Because the diffusion coefficient multiplies both $\nabla y$ and $\nabla p$ , the Jacobian contains the couplings

\delta a\, \nabla y^k\cdot \nabla v, \qquad a^k \nabla \delta y\cdot \nabla v,

(27)

for the state block, and similarly

\delta a\, \nabla p^k\cdot \nabla v, \qquad a^k \nabla \delta p\cdot \nabla v

(28)

for the adjoint block.

The derivative of the stationarity equation produces

\alpha\,\delta a + \nabla \delta y\cdot \nabla p^k + \nabla y^k\cdot \nabla \delta p.

(29)

This explains why the matrix assembled in the code is not the same as the linear-quadratic KKT matrix from distributed Poisson control.

Discretization Used in the Code¶

The code uses a single FESystem with three scalar components:

state: continuous FE_Q;
adjoint: continuous FE_Q;
control: discontinuous FE_DGQ.

The choice

Y_h \subset H_0^1(\Omega), \qquad P_h \subset H_0^1(\Omega), \qquad U_h \subset L^2(\Omega)

(30)

is natural:

$y$ and $p$ need $H^1$ conformity;
the coefficient only appears as an $L^\infty$ or $L^2$ quantity in the variational equations;
a discontinuous coefficient space makes pointwise box projection simple and local.

The implementation creates exactly this structure in create_fe_system() is implicit in the constructor and parameter parsing through FE_Q(state_degree), FE_Q(state_degree), and FE_DGQ(control_degree).

Homogeneous Dirichlet conditions for state and adjoint are imposed with VectorTools::interpolate_boundary_values(...) on the corresponding components in setup_system().

Algorithm Structure¶

The overall solver is easier to understand from the following conceptual diagram than from the exact file layout.

This is not a literal copy of the source code. It is the mathematical logic implemented by the solver.

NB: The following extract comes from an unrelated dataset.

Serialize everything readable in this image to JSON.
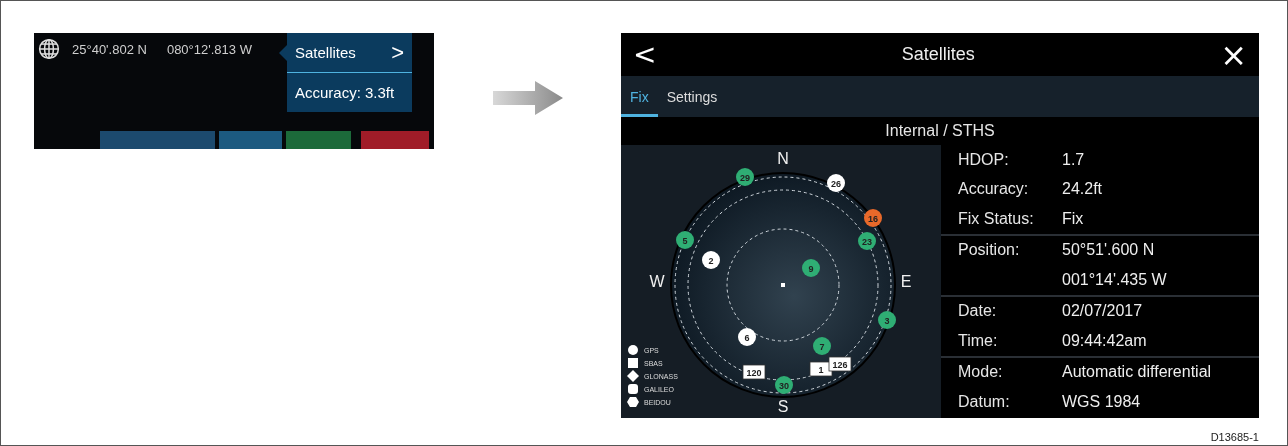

Mapping the Theory to the deal.II Class¶

The main class is InversePoissonKKT. Its public interface is intentionally small: the driver constructs the class, reads the parameter file, and calls run().

The most important internal methods are:

setup_system(): distributes DoFs, renumbers by block, and builds the global constraint object for homogeneous Dirichlet data and hanging nodes.
initialize_control_mass_matrix(): assembles the mass matrix on the control block and factorizes it. This is used to transform the control residual into an $L^2$ -type stationarity indicator.
assemble_system(): assembles both the nonlinear KKT residual and its Jacobian at the current iterate.
compute_stationarity(): extracts the control residual and applies the inverse control mass matrix to obtain the stationarity quantity used by PDAS.
compute_lower_active_set() and compute_upper_active_set(): implement the shifted active-set tests.
make_control_constraints(): converts the active-set prediction into AffineConstraints<double> by freezing active control degrees of freedom to lower or upper bounds.
solve_linearized_system(): condenses the matrix with the active constraints and solves the Newton system with SparseDirectUMFPACK.
run(): orchestrates the full PDAS/Newton loop, damping, convergence logic, and output.

The Residual Assembled by the Code¶

In assemble_system() the code evaluates the current state, adjoint, and control at quadrature points and assembles three residual contributions on each cell.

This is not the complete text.